Pasados los minutos, doña Claudia – la mamá de Nadia- entró a la sala. Venía de platicar con el médico y no era necesario ser inteligente para notar de inmediato que se encontraba destrozada.
Se acercó de inmediato a mí y agradeció mi presencia con un abrazo. Me preguntó cuál era mi relación actual con su hija y le tuve que contar cada detalle de mi rompimiento con ella; de su deslealtad, sus mentiras, mi amor por ella y nuestras discusiones.
Me contó entonces que dos días después de que había decidido no volver a verla, Nadia supo que estaba embarazada de mí, pero sabía que era tanto mi rencor y mi decepción que no aceptaría volver a su lado, así que decidió abortar. Llamó a Armando y le contó lo sucedido. Entre los dos no juntaban el dinero suficiente para llevarla a una clínica y mejor optaron por un método más económico. Nadia había tomado cuatro pastillas para la gastritis y dos más las metió en su vagina. La reacción química hizo que abortara, pero la resistencia de su cuerpo no fue la esperada, Sin saberlo, tuvo una hemorragia interna y Armando tuvo que llevarla al hospital de emergencia. Estando ahí, no tuvo más opción que avisar a su familia y ellos decidieron informarme lo sucedido.
El diagnóstico era pesimista. A no ser que hubiera un milagro Nadia moriría y antes de que eso ocurriera, había pedido verme, pero había otro problema; yo no era familiar de ella y como se encontraba internada en el área de terapia intensiva no podía pasar a hablar con ella.
Afortunadamente yo gozaba de buenos ingresos y un historial crediticio impecable, por lo que ofrecí que Nadia fuera trasladada a un sanatorio privado de buen prestigio, comprometiéndome a cargar con la mayoría de los gastos médicos, pues la familia de ella no contaba con los medios necesarios y en medio de la crisis económica que atravesaba el país, solicitar un préstamo bancario era un suicidio.

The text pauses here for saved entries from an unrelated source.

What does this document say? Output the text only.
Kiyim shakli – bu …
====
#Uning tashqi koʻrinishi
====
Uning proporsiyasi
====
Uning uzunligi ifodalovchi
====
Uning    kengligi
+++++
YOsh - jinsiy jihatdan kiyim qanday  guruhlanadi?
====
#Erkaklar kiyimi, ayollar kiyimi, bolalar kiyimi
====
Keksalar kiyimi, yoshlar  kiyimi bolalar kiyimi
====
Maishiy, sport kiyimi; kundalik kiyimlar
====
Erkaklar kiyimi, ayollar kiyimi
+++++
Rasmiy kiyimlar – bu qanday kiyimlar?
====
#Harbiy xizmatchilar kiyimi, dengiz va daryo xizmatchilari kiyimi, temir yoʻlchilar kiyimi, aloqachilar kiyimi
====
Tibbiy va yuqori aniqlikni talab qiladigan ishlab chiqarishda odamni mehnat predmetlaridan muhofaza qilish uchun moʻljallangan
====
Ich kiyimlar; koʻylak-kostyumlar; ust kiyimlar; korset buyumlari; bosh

La noche transcurrió entre firmas de pagarés y otros papeles, así que pude verla hasta la mañana siguiente cuando ya se estaba en su nuevo cuarto y como el sanatorio era particular se cumplía la sentencia de el que paga manda.
Cuando entré a verla estaba inconsciente, conectada a aparatos con tubos y jeringas. Nadia se debatía entre la vida y la muerte. Parecía una mariposa disecada en esa maldita cama, un Cristo clavado a la cruz, esperando el momento en que tronara el cielo y dejara de sufrir. Yo me sentía como el Judas traidor, con mis monedas de plata y un enorme sentimiento de culpa.
Las palabras eran inútiles, no sabía que decir, ella estaba convertida en la extensión de mi agonía, en el epitafio de mi orgullo. Hasta este cuarto nos había conducido nuestro juego. Si Nadia fallecía, su familia estaba decidida a demandar a Armando por su muerte y yo quedaría devastado de por vida. Su muerte sería también la mía. Este era el juego en el que todos perdíamos y al mismo tiempo, el día más largo de mi vida, tanto, que hasta mi reloj atrasado optó por descomponerse.
Sólo pude tomar su mano, estaba tan fría como el invierno de diciembre. Nadia –le suplicaba- no te vayas, no te mueras, por dios, no te mueras.